The design needed to signal the importance of the new center’s academic vision and emphasize the connection to other disciplines through the interlocking blocks of classrooms, labs, and lecture halls, organized around three sunken courtyards. These exterior spaces, 16 to 22 feet deep, bring daylight into belowground areas: one adjoins the imaging labs and clean rooms, a second is next to the graduate student offices and teaching labs, while the third courtyard abuts the 208-seat auditorium. Because the imaging labs rely on such equipment as electron microscopes, which are sensitive to seismic vibrations, they needed to be placed on bedrock. The clean rooms, 27,000 square feet in all, also start down in the ground and are stacked on two floors, with mechanical spaces between them that filter out dust. Throughout the upper levels of Andlinger, lobbies and lounges are interspersed with more laboratories, classrooms, offices, and conference rooms.
To counter the roughness of the courtyards’ sandblasted concrete retaining walls, Williams and Tsien clad the building in a pale elongated brick made in Denmark, known as Kolumba. It had been developed for the Kolumba art museum in Cologne, Germany, designed by Peter Zumthor in 2007, and its scale, hue, and texture emphasizes the center’s long, horizontal masses.
Inside Andlinger, poured-in-place concrete stairs with profiled soffits bring a strong sculptural effect to compressed spaces, heightened by ample daylight admitted through glazed walls. There are frequent, surprising glimpses of greenery from offices, conference rooms, and lounges in this complex, given that 60 percent of the building is actually below grade. To keep the interiors, particularly the long corridors, from looking institutional, the design team created synthetic-felt wall coverings. They are boldly printed with scribbles taken from notebooks of such scientists as Galileo, Marie Curie, and Einstein, who lectured at Princeton while at the nearby Institute for Advanced Study from 1933 to 1955. Panels of vibrantly polychromed tiles in geometric patterns, by Heath Ceramics, punch up the concrete walls and add palpably to the sense of craft. Because of these unexpected elements, Andlinger never feels like an ordinary science building: this is architecture in the manner of Louis Kahn.

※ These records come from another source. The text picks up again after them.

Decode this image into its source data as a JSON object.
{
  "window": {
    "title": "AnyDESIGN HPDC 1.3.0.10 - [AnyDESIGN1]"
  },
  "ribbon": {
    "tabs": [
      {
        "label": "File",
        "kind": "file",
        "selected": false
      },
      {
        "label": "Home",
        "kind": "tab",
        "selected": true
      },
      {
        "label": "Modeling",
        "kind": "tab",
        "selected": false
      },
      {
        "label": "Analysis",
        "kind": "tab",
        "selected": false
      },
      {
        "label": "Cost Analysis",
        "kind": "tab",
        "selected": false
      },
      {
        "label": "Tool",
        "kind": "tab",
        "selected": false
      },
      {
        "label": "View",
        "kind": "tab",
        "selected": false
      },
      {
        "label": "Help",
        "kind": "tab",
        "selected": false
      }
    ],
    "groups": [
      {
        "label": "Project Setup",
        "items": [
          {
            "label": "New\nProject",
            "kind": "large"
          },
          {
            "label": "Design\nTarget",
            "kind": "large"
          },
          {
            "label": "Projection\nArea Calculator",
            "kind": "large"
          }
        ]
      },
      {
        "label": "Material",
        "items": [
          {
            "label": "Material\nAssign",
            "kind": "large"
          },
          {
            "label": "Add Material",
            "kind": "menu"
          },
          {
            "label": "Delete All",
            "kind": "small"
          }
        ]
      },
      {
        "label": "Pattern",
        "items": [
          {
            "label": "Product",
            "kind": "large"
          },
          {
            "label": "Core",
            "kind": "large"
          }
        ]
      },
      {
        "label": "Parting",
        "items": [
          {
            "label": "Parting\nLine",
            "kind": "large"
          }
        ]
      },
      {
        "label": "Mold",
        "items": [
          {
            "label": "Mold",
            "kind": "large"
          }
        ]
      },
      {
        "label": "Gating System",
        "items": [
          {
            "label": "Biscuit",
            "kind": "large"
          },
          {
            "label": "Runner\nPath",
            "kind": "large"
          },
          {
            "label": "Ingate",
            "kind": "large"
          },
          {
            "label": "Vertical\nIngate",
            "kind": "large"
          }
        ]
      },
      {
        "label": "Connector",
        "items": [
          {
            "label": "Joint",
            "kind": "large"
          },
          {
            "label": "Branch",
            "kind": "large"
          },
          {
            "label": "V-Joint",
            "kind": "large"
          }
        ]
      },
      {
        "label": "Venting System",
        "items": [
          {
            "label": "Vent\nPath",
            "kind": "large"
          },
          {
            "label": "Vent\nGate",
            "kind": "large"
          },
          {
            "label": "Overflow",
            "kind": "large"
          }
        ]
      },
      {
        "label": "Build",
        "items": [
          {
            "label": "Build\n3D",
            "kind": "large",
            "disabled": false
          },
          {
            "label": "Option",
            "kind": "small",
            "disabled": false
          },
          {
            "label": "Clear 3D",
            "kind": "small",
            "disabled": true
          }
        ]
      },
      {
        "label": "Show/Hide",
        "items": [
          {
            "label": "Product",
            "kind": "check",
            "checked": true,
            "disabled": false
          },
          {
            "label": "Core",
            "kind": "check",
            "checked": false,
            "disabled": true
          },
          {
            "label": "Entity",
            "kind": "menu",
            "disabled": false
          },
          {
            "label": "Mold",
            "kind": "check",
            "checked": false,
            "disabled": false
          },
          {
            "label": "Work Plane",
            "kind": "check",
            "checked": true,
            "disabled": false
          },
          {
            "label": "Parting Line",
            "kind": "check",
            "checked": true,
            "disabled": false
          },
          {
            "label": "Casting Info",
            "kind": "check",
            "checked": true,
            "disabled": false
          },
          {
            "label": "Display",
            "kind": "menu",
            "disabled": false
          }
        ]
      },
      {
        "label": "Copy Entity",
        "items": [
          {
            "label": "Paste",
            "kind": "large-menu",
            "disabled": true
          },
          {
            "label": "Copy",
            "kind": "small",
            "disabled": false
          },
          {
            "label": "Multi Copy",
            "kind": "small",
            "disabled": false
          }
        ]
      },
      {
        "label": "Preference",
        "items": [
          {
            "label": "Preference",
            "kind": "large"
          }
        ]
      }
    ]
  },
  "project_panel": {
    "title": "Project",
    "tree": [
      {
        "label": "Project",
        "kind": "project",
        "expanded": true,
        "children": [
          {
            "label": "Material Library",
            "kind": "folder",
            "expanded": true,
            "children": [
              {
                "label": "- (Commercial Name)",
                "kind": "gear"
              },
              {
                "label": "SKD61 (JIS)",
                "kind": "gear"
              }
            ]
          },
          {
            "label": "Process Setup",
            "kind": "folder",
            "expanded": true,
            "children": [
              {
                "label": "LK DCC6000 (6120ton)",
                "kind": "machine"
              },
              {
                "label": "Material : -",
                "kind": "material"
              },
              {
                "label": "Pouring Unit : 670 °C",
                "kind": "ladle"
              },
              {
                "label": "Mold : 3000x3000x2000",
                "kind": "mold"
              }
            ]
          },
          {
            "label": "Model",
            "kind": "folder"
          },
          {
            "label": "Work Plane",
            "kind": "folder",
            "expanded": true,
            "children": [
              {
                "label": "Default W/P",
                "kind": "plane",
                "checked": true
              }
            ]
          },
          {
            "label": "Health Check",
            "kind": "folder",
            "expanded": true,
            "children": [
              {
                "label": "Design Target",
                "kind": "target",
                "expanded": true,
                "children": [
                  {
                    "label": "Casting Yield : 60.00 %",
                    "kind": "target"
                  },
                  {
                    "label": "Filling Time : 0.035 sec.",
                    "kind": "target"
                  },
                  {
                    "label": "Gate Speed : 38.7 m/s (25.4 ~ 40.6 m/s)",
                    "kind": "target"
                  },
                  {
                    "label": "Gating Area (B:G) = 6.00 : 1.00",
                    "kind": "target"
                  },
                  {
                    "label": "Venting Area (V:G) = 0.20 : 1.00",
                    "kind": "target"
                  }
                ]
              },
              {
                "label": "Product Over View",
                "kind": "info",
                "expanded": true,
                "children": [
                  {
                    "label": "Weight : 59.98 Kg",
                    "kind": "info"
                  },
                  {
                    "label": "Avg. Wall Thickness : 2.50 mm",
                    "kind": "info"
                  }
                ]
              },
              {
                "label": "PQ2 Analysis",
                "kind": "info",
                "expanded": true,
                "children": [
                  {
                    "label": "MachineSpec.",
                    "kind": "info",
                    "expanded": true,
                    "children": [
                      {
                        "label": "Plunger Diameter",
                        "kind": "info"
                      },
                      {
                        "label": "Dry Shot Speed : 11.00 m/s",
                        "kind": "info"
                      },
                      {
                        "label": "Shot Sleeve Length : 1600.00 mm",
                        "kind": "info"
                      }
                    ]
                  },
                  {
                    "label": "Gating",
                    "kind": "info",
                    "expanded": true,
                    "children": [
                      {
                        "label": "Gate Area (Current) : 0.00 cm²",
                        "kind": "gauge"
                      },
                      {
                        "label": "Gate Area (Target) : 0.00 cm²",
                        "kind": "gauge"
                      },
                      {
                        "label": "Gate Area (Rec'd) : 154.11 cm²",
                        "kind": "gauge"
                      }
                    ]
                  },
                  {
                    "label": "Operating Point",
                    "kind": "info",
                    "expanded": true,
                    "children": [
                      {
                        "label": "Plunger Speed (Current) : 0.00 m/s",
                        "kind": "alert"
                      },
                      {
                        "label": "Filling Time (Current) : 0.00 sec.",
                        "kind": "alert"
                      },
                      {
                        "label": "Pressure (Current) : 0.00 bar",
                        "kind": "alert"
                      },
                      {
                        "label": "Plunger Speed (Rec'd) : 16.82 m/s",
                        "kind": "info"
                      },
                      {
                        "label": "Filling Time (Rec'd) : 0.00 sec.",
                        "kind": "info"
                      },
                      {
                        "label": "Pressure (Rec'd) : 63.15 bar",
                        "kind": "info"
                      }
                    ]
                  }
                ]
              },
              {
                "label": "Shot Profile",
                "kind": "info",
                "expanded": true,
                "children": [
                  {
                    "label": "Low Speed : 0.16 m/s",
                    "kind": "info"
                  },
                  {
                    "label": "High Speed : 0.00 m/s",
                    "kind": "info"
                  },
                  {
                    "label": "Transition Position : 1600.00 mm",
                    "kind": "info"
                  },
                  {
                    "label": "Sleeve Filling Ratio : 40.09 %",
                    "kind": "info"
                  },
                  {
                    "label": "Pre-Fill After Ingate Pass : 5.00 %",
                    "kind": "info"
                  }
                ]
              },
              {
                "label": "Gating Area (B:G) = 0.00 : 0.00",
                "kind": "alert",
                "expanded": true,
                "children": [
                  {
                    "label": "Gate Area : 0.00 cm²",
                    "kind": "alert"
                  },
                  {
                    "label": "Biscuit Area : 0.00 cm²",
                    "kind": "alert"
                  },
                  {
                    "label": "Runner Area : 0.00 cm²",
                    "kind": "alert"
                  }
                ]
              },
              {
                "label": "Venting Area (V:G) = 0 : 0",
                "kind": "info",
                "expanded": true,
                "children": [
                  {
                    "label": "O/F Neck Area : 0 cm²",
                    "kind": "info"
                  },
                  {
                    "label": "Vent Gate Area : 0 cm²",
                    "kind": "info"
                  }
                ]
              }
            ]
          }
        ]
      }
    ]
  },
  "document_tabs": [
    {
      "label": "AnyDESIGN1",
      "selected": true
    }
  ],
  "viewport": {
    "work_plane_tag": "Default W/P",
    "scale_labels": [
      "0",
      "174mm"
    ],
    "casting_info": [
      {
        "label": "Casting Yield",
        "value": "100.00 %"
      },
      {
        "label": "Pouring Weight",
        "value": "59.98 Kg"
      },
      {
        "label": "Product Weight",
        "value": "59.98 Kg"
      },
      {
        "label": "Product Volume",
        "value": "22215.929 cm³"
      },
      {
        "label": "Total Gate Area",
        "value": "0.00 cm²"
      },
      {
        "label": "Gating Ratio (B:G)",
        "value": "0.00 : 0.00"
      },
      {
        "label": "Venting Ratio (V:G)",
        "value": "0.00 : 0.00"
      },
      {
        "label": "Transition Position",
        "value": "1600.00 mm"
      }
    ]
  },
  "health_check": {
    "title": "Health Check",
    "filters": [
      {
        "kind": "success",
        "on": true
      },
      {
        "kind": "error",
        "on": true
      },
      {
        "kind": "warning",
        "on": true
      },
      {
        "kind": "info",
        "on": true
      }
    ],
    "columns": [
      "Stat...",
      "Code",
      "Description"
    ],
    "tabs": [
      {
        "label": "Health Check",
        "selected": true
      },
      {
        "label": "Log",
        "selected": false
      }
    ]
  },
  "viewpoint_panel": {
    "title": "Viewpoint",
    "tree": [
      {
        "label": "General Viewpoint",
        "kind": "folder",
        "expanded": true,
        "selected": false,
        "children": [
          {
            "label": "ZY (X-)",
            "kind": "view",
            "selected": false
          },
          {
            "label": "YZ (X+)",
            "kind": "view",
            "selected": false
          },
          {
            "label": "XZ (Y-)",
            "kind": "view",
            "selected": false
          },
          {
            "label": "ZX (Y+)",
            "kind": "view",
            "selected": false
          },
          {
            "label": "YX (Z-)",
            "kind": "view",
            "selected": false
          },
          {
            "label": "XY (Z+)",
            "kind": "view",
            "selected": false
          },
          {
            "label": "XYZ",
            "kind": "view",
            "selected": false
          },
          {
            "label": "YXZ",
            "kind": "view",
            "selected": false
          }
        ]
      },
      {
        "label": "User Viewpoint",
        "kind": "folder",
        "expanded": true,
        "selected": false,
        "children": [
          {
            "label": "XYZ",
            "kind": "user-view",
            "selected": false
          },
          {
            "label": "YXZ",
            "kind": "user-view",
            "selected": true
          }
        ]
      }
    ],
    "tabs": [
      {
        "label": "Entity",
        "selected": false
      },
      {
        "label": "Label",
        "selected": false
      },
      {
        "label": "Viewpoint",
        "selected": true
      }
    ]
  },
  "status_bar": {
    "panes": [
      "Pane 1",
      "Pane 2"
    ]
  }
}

To counteract the energy waste endemic to clean rooms and other labs, the team has come up with a number of sustainable features. Natural ventilation and a radiant-panel system that cools the non-lab areas are significant inclusions, as are low-flow plumbing fixtures, green roofs, and stormwater retention. Forrest Meggers, a professor who teaches at both the center and the architecture school, also points out that the thermal mass of the bricks is particularly efficient.
Considering the complexity and ambitions of the program, it is easy to see why Princeton’s president, Christopher Eisgruber, and so many others are proud. “The Center combines muscular laboratories with a gentle and graceful aesthetic,” says Eisgruber, “and its towers, gardens, and humane scale remind us of the societal context for the trailblazing scientific and engineering work performed within its walls.” This is a world and a century apart from the Princeton campus architecture that the critic Montgomery Schuyler excoriated in Architectural Record (February 1910) as too “individualistic” and “architecturesque.” Yet Schuyler today would have to admire a new, almost dematerialized building that fits in superbly with the campus, the history, and the humanistic heritage of this centuries-old institution. Williams and Tsien have elegantly resolved an incredibly complex brief with artful intelligence.